How to include a new emulator

In this tutorial, we describe how to include a new emulator to the surmise’s framework. We illustrate this with PCGP–an emulator method located in the directory \emulationmethods.

In surmise, all emulator methods inherit from the base class surmise.emulation.emulator. An emulator class calls the user input method, and fits the corresponding emulator. surmise.emulation.emulator.fit() and surmise.emulation.emulator.predict() are the main surmise.emulation.emulator class methods. It also provides the functionality of updating and manipulating the fitted emulator by surmise.emulation.emulator.supplement(), surmise.emulation.emulator.update(), and surmise.emulation.emulator.remove() class methods.

In order to use the functionality of the base class surmise.emulation.emulator, we categorize the functions to be included into a new emulation method (for example PCGP) into two categories.

Mandatory functions

fit() and predict() are the two obligatory functions for an emulation method. fit() takes the inputs \(\mathbf{X}\), parameters \(\theta\), and the function evaluations \(\mathbf{f}\), where \(\mathbf{X}\in\mathbb{R}^{N\times p}\), \(\theta\in\mathbb{R}^{M\times d}\), and \(\mathbf{f}\in\mathbb{R}^{N\times M}\). In other words, each column in \(\mathbf{f}\) should correspond to a row in \(\theta\). Each row in \(\mathbf{f}\) should correspond to a row in \(\mathbf{X}\). In addition, the dictionary fitinfo is passed to the fit() function to place the fitting information once complete. This dictionary is used keep the information that will be used by predict() below.

The PCGP.fit() is given below for an illustration:

PCGP.fit(fitinfo, x, theta, f, epsilon=0.1, **kwargs)[source]

The purpose of fit is to take information and plug all of our fit information into fitinfo, which is a python dictionary.

Note

This is an application of the method proposed by Higdon et al., 2008. The idea is to use PCA to project the original simulator outputs onto a lower-dimensional space spanned by an orthogonal basis. The main steps are

    1. Standardize f

    1. Compute the SVD of f, and get the PCs

  • 3. Project the original centred data into the orthonormal space to obtain the matrix of coefficients (say we use r PCs)

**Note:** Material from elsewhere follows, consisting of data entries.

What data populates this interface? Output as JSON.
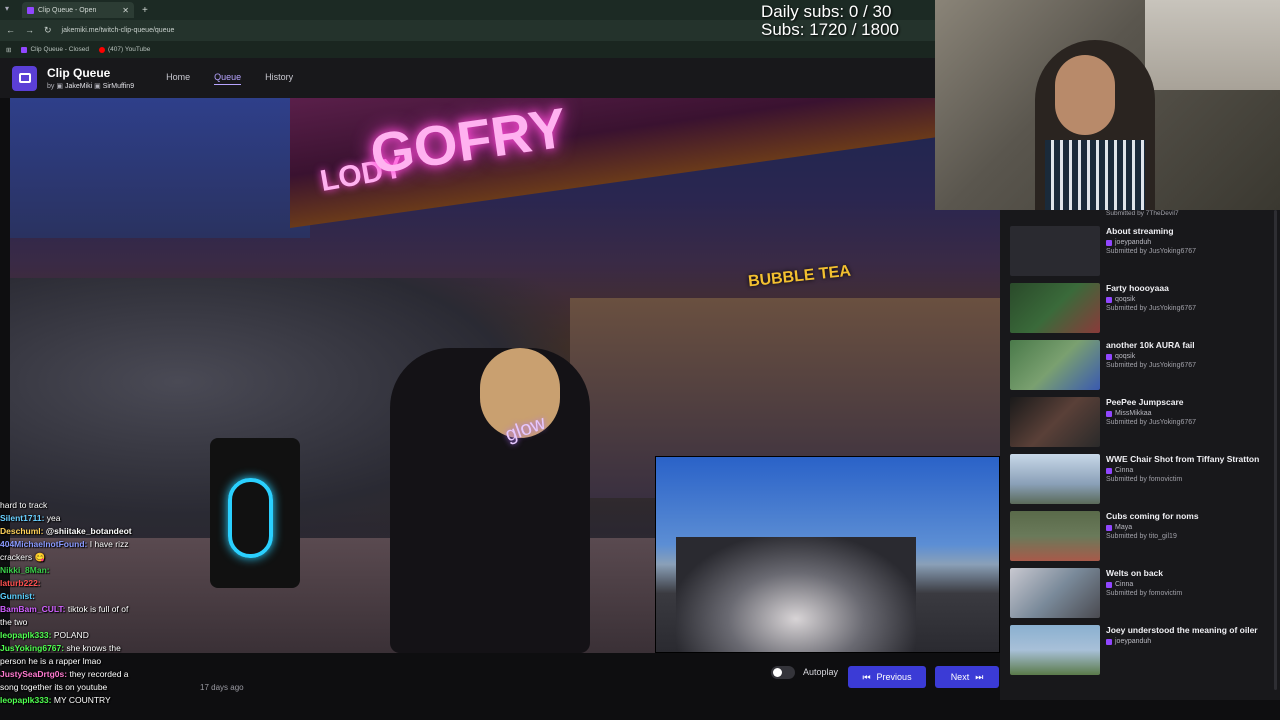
{
  "browser": {
    "tab_title": "Clip Queue - Open",
    "url": "jakemiki.me/twitch-clip-queue/queue",
    "bookmarks": [
      {
        "label": "Clip Queue - Closed",
        "color": "#9147ff"
      },
      {
        "label": "(407) YouTube",
        "color": "#ff0000"
      }
    ]
  },
  "app": {
    "title": "Clip Queue",
    "by": "by",
    "author1": "JakeMiki",
    "author2": "SirMuffin9",
    "nav": [
      "Home",
      "Queue",
      "History"
    ],
    "active_nav": "Queue"
  },
  "overlay": {
    "daily_subs": "Daily subs: 0 / 30",
    "subs": "Subs: 1720 / 1800"
  },
  "video": {
    "sign_main": "GOFRY",
    "sign_left": "LODY",
    "sign_bubble": "BUBBLE TEA",
    "hoodie_text": "glow"
  },
  "queue": {
    "top_partial": "Submitted by 7TheDevil7",
    "submitted_prefix": "Submitted by",
    "items": [
      {
        "title": "About streaming",
        "channel": "joeypanduh",
        "submitter": "JusYoking6767",
        "thumb": "#2a2a30"
      },
      {
        "title": "Farty hoooyaaa",
        "channel": "qoqsik",
        "submitter": "JusYoking6767",
        "thumb": "#3a6a3a"
      },
      {
        "title": "another 10k AURA fail",
        "channel": "qoqsik",
        "submitter": "JusYoking6767",
        "thumb": "#5a8a6a"
      },
      {
        "title": "PeePee Jumpscare",
        "channel": "MissMikkaa",
        "submitter": "JusYoking6767",
        "thumb": "#5a4038"
      },
      {
        "title": "WWE Chair Shot from Tiffany Stratton",
        "channel": "Cinna",
        "submitter": "fomovictim",
        "thumb": "#8aa0b8"
      },
      {
        "title": "Cubs coming for noms",
        "channel": "Maya",
        "submitter": "tito_gil19",
        "thumb": "#6a7a5a"
      },
      {
        "title": "Welts on back",
        "channel": "Cinna",
        "submitter": "fomovictim",
        "thumb": "#7a8a9a"
      },
      {
        "title": "Joey understood the meaning of oiler",
        "channel": "joeypanduh",
        "submitter": "",
        "thumb": "#8ab0d0"
      }
    ]
  },
  "controls": {
    "autoplay": "Autoplay",
    "previous": "Previous",
    "next": "Next"
  },
  "chat": [
    {
      "user": "",
      "color": "#ffffff",
      "msg": "hard to track"
    },
    {
      "user": "Silent1711:",
      "color": "#6ad0ff",
      "msg": "yea"
    },
    {
      "user": "Deschuml:",
      "color": "#ffd35a",
      "msg": "@shiitake_botandeot"
    },
    {
      "user": "404MichaelnotFound:",
      "color": "#8a9aff",
      "msg": "I have rizz"
    },
    {
      "user": "",
      "color": "#ffffff",
      "msg": "crackers 😋"
    },
    {
      "user": "Nikki_8Man:",
      "color": "#3ad04a",
      "msg": ""
    },
    {
      "user": "laturb222:",
      "color": "#ff5050",
      "msg": ""
    },
    {
      "user": "Gunnist:",
      "color": "#5ad0ff",
      "msg": ""
    },
    {
      "user": "BamBam_CULT:",
      "color": "#d060ff",
      "msg": "tiktok is full of of"
    },
    {
      "user": "",
      "color": "#ffffff",
      "msg": "the two"
    },
    {
      "user": "leopaplk333:",
      "color": "#50ff50",
      "msg": "POLAND"
    },
    {
      "user": "JusYoking6767:",
      "color": "#50ff50",
      "msg": "she knows the"
    },
    {
      "user": "",
      "color": "#ffffff",
      "msg": "person he is a rapper lmao"
    },
    {
      "user": "JustySeaDrtg0s:",
      "color": "#ff7ad0",
      "msg": "they recorded a"
    },
    {
      "user": "",
      "color": "#ffffff",
      "msg": "song together its on youtube"
    },
    {
      "user": "leopaplk333:",
      "color": "#50ff50",
      "msg": "MY COUNTRY"
    }
  ],
  "timestamp": "17 days ago"
}
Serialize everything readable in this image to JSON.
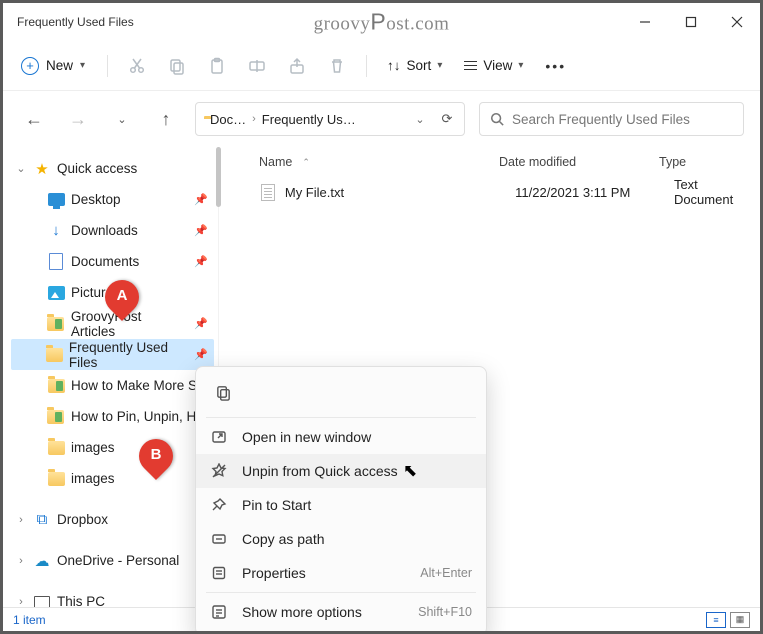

    1. Then, build r separate and independent GPs from the input space

Parameters:
  • fitinfo (dict) – A dictionary including the emulation fitting information once complete. The dictionary is passed by reference, so it returns None.

  • x (numpy.ndarray) – An array of inputs. Each row should correspond to a row in f.

  • theta (numpy.ndarray) – An array of parameters. Each row should correspond to a column in f.

  • f (numpy.ndarray) – An array of responses. Each column in f should correspond to a row in theta. Each row in f should correspond to a row in x.

  • args (dict, optional) – A dictionary containing options. The default is None.

Return type:

None.

Once the base class surmise.emulation.emulator is initialized, surmise.emulation.emulator.fit() method calls the developer’s emulator’s fit() function, and places all information into the dictionary fitinfo.

PCGP.predict(predinfo, fitinfo, x, theta, computecov=True, **kwargs)[source]
Parameters:
  • predinfo (dict) –

    An arbitary dictionary where you should place all of your prediction information once complete.

    • predinfo[‘mean’] : mean prediction.

    • predinfo[‘cov’] : variance of the prediction.

  • x (numpy.ndarray) – An array of inputs. Each row should correspond to a row in f.

  • theta (numpy.ndarray) – An array of parameters. Each row should correspond to a column in f.

  • f (numpy.ndarray) – An array of responses. Each column in f should correspond to a row in x. Each row in f should correspond to a row in x.

  • args (dict, optional) – A dictionary containing options. The default is None.

Return type:

Prediction mean and variance at theta and x given the dictionary fitinfo.

surmise.emulation.emulator.predict() method returns a prediction class object, which has methods surmise.emulation.prediction.mean(), surmise.emulation.prediction.mean_gradtheta(), surmise.emulation.prediction.var(), surmise.emulation.prediction.covx(), surmise.emulation.prediction.covxhalf(), surmise.emulation.prediction.covxhalf_gradtheta(), surmise.emulation.prediction.rnd(), and surmise.emulation.prediction.lpdf().

Those expressions are defined within the base class to simplify the usage of the fitted models. In order to use those methods, the emulation method developers should either include functions predictmean(), predictmean_gradtheta(), predictvar(), predictcovx(), predictcovxhalf(), predictcovxhalf_gradtheta(), predictrnd(), and predictlpdf() into their methods, or define within the dictionary fitinfo using the keys mean, mean_gradtheta, var, covx, covxhalf, covxhalf_gradtheta, rnd, and lpdf.

Optional functions

supplementtheta() is an optional function for an emulation method.